Perhaps because I drive a hybrid, I found I had no learning curve in driving the Leaf. The car was quiet and responsive. I had only to fight the distraction of all the information on the dashboard. The rate at which the battery depleted dropped quickly when I coasted down hills; the battery recharged as I braked, though the Leaf does not have a separate braking mode like the Mitsubishi car.

Nissan Leaf bottom line: EPA rating, 73 mile range, 99 mpg-equivalent. Cost for a full charge: About $3.50. Sticker price: $35,200 to $38,270 before the federal tax credit.

Losing ‘range anxiety’

With both the i-MiEV and the Leaf, I felt twinges of range anxiety even before I drove out of the parking lot. Range anxiety is the fear that I’d fully deplete the battery and end up marooned on the roadside. It’s one of the big limitations of all-electric cars.

No such worry in the Chevy Volt. The Volt’s battery has a shorter range than the iMiEV or Leaf — about 35 miles — but when the battery’s done, a gasoline engine feeds power to the electric motor to get you where you’re going.

Salesman Cory Loudon and I took the car out for a whirl using only the car’s electric power. In that mode, it drove much like the Leaf: quiet, responsive and comfortable.

Again, I found the 100 percent digital display a bit of a distraction, but Loudon said it is part of the car’s appeal to customers focused on the Volt.

“I sold one to a career IBMer, a guy in his 30s who works around technology all day,” Loudon said. “It’s those tech-savvy, environmentally savvy people who are interested.”

The Volt has battled bad publicity, including political attacks by conservative commentators, crash-test questions (now resolved) and a hiatus in manufacturing when supply outran demand. But things might be looking up: The car had its best month so far in March, when 2,300 were sold in the United States.

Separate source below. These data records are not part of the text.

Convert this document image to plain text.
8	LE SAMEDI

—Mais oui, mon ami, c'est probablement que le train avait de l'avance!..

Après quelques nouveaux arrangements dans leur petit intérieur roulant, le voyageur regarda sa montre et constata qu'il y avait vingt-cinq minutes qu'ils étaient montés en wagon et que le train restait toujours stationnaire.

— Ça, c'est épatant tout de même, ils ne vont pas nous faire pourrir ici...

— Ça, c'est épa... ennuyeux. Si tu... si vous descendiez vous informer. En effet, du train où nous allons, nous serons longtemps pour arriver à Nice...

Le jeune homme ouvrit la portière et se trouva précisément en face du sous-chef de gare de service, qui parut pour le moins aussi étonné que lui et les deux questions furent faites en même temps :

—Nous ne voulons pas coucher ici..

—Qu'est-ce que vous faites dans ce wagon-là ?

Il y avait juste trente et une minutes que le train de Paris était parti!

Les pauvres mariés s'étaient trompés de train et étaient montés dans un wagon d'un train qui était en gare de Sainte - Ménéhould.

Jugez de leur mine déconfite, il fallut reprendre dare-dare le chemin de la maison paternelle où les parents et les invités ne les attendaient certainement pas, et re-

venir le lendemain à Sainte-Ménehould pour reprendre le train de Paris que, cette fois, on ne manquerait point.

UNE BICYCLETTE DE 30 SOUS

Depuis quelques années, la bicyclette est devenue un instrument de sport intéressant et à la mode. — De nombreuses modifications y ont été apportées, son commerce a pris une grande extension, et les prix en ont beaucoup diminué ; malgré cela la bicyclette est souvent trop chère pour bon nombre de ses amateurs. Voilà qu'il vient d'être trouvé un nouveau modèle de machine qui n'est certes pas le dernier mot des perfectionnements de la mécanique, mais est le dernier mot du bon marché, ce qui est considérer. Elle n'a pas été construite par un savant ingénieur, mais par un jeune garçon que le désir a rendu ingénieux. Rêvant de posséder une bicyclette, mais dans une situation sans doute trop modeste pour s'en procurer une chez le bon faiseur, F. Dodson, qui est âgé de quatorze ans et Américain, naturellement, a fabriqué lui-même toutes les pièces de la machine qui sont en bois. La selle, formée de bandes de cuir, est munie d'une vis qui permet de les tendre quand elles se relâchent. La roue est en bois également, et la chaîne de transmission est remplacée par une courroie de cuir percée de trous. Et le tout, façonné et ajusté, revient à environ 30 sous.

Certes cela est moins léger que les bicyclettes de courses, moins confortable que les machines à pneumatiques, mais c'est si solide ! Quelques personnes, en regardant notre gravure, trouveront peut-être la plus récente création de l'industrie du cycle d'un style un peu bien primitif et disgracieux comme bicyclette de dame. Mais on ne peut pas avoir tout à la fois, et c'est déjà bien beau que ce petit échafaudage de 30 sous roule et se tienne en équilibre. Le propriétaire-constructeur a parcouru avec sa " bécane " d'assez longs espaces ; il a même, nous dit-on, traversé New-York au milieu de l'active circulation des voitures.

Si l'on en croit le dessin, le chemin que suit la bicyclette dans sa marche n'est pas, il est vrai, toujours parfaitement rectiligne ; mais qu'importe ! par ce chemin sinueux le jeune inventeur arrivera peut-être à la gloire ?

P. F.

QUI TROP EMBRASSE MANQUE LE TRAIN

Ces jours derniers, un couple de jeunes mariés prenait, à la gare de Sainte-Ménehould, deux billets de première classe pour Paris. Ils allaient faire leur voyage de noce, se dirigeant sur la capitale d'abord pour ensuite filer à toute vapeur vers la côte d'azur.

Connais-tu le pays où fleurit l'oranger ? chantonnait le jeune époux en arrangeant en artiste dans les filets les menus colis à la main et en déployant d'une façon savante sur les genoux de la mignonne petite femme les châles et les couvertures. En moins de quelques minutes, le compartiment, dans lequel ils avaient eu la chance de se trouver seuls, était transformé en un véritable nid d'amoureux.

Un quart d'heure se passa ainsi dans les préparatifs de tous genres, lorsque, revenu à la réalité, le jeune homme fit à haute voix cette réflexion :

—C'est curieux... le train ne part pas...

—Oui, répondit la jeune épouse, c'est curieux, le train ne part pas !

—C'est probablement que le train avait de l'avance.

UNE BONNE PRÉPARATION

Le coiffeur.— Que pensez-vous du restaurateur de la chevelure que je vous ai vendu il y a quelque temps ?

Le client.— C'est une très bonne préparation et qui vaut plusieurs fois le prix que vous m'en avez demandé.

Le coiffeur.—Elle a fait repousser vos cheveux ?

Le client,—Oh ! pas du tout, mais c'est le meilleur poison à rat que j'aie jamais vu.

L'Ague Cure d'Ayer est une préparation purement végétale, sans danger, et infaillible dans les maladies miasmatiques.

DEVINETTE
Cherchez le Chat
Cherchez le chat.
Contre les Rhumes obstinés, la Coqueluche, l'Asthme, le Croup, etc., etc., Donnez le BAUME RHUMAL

Chevy Volt bottom line: EPA rating: 35-mile electric-only range, total gasoline-electric range of 380 miles; 93 mpg-equivalent in electric mode, 36 mpg for gasoline engine. Cost for a full charge: about $1.50. Sticker price: $37,579 to $46,265.

A question of price

An unlikely political couple — U.S. Rep. Peter Welch, D-Vt., and his 2010 Republican rival-turned-car-salesman Paul Beaudry — drove together in an i-MiEV to a morning news conference earlier this month outside City Market.

Beaudry provided a running commentary on the car’s finer points as Welch drove. The congressman praised the little car and demonstrated how well the brakes work when he had to slam on them to avoid an errant pickup truck in the grocery parking lot.

Beaudry ran as a small-government, tea-party-supporting conservative, but this day he smiled supportively as Welch made a pitch for government investment in the transition to electrified transportation.

“I see the free market taking over some day, but government needs to give us a kick-start,” Beaudry said later.

Welch called for preserving the $7,500 tax credit for electric car purchases, one way to address a main complaint about electric cars: Their initial purchase price is too high.

A recent study commissioned by the New York Times found that — despite the much cheaper cost of fuel — owners of plug-in electric cars would have to own the cars for eight years or more before they saved money compared with a conventional gasoline car.